Guidelines
Submission Guidelines
Authors should submit a paper in English, carefully checked for correct grammar and spelling, addressing one or several of the conference areas or topics.
Each paper should clearly indicate the nature of its technical/scientific contribution, and the problems, domains or environments to which it is applicable.
To facilitate the double-blind paper evaluation method, authors are kindly requested to produce and provide the paper WITHOUT any reference to any of the authors,
including the authors’ personal details, the acknowledgements section of the paper and any other reference that may disclose the authors’ identity.
Only original papers should be submitted. Authors are advised to read INSTICC's ethical
norms regarding plagiarism and self-plagiarism thoroughly
before submitting and must make sure that their submissions do not substantially overlap work which has been published elsewhere or
simultaneously submitted to a journal or another conference with proceedings.
Papers that contain any form of plagiarism will be rejected without reviews.
All papers must be submitted through the online submission platform PRIMORIS and should follow the instructions and
templates provided in the documents here,
which are also the templates for the camera-ready submission.

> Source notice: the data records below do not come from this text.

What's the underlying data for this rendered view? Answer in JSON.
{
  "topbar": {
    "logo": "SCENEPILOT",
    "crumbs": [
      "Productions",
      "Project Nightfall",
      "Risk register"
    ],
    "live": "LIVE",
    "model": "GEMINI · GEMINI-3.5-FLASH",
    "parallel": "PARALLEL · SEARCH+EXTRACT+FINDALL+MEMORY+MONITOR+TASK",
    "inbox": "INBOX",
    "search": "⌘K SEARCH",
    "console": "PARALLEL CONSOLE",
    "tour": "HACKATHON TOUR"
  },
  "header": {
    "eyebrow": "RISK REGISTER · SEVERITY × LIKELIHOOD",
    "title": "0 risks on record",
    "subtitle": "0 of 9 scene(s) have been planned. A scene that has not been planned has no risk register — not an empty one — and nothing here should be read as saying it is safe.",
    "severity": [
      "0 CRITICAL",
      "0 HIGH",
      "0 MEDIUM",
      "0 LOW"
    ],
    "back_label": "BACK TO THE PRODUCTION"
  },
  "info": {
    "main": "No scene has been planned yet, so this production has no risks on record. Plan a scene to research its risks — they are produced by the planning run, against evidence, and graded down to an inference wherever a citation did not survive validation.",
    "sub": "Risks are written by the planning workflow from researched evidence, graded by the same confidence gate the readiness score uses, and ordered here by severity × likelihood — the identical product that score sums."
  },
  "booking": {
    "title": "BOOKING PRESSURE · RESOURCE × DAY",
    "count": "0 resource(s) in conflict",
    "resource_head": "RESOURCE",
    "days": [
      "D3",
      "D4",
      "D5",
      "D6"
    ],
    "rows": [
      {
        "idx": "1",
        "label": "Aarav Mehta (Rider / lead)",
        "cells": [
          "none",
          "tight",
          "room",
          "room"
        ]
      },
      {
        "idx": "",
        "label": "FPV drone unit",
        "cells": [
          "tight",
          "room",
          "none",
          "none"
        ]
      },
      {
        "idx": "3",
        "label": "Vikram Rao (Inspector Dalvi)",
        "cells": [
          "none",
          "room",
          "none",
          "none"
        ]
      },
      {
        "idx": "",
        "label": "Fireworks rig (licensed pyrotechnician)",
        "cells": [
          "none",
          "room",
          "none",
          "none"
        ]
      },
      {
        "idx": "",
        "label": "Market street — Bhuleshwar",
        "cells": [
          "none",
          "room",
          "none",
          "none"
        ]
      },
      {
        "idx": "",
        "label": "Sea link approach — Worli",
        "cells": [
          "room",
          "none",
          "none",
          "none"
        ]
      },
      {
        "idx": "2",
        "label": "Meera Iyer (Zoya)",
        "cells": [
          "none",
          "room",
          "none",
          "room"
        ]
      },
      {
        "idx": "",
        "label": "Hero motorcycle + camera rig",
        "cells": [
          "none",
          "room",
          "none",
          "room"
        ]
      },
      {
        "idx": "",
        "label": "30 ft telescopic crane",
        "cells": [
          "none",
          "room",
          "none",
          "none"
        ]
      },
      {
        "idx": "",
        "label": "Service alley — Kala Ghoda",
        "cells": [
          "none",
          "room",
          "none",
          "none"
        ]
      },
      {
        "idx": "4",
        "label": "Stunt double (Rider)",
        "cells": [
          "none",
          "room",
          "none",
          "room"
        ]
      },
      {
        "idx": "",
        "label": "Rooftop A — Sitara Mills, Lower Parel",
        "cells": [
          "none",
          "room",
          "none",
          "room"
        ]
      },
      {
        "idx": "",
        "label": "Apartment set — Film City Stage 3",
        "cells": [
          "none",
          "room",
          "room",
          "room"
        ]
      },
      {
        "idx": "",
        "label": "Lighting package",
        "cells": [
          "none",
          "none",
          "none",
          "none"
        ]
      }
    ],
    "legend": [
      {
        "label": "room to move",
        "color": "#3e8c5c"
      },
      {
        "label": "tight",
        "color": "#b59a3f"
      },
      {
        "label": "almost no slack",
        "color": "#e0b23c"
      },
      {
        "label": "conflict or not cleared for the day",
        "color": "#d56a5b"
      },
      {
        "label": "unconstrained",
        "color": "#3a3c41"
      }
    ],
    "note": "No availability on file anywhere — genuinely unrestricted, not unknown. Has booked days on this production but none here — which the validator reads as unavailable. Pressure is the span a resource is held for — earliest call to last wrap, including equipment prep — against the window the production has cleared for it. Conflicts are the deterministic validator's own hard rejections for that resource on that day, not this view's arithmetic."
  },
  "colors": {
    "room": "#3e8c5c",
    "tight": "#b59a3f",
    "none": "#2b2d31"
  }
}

After the paper submission has been successfully completed, authors will receive an automatic confirmation e-mail.
All papers presented at the conference venue will be available at the SCITEPRESS Digital Library.
It is planned to publish a short list of revised and extended versions of presented papers with Springer in a CCIS Series book.
Reviewing Process
All reviews are based on submissions of full papers (not abstracts) following a double-blind process. All papers are subject to plagiarism analysis using a software tool prior to review.
All regular papers are reviewed by at least two reviewers, but usually by three or more, and rated considering their: Relevance, Originality, Technical Quality, Significance and Presentation;
The reviewers are also asked to answer a group of questions that may help the authors to improve the paper, should it be accepted, namely: Abstract and Introduction are adequate?, Needs more experimental results?, Needs comparative evaluation?, Improve critical discussion?, Figures are Adequate?, Conclusions/Future Work are convincing?, References are up-to-date and appropriate?, Paper formatting needs adjustment?, Improve English?
Finally, the reviewers can provide some free text observations which was given to the authors and also some free text private observations, made available only to the program chair. Conflicting reviews may require assignment of a new reviewer. In the end the program chairs decide. The author has a period for rebuttal, which triggers a workflow involving the chairs and the reviewers if necessary. All rebuttals are answered but decisions are final.
Position papers follow a similar process but the criteria used for classification are slightly different in order to account for the nature of these papers, i.e. speculative ideas and/or ongoing work not yet fully validated.